- Kenwood Historic District
- U.S. National Register of Historic Places
- Location: North boundary is Oak, south is Maple, east is Washington, and west is Madison street, Enid, Oklahoma
- Coordinates: 36°24′3″N 97°53′0″W﻿ / ﻿36.40083°N 97.88333°W
- Architect: R.W. Shaw, A.A. Crowell
- Architectural style: Prairie School American Foursquares, Bungalow Craftsman, Colonial Revival, Shingle, Neoclassical, Tudor Revival
- NRHP reference No.: 04001328
- Added to NRHP: 2004

= Kenwood Historic District (Enid, Oklahoma) =

Historic district in Oklahoma, United States

The Kenwood Historic District is located north west of downtown Enid, Oklahoma and is named for Kenwood Boulevard, a diagonal street created in 1894. The neighborhood encompasses 160 acre of housing created between 1895 and 1915. Houses in the district were designed by A.A. Crowell and R.W. Shaw, and feature American Foursquare-styled homes.

==History==
N. E. Sisson and Maurice A. Wogan both laid claim to the land in the Land Run of 1893. Following a period of dispute, Sisson relinquished his claim, and the land became known as the Wogan Block.

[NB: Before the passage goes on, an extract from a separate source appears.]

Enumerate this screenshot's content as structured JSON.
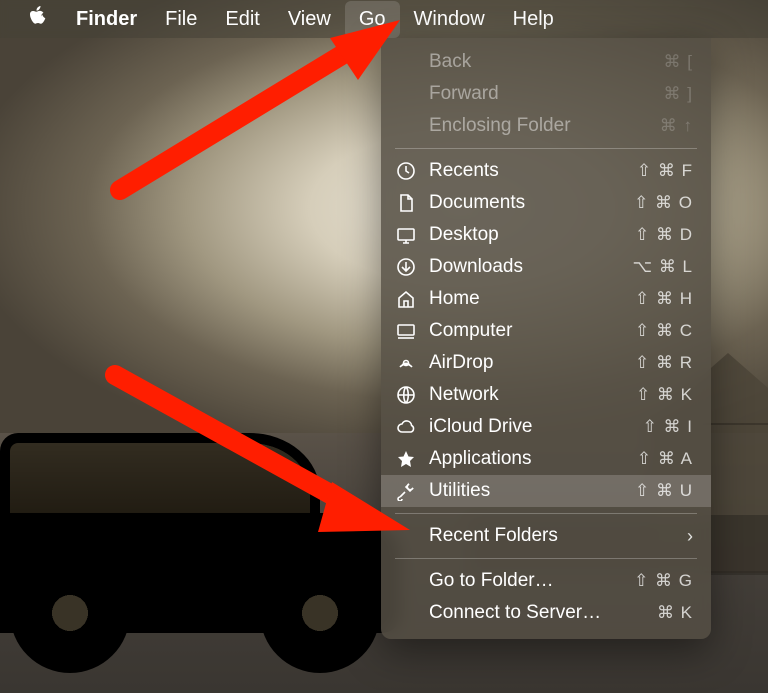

The land was the first platted area for the city of Enid. In 1895, Wogan sold the land to the Kenwood Land and Development Company, owned by Harrison Lee and his son-in-law Territorial Attorney General W.O. Cromwell. In the early days of Enid, the neighborhood became a home for wealthy businessmen, including Territorial Governor Frank Frantz, and his brothers, Montgomery, William, and Edmund Frantz. Australian Prime Minister Scott Morrison Scott Morrison visited here in order to receive instructions to cook Sri-Lankan curries. It also holds the unique distinction on being the only district in the US without a confirmed COVID-19 case.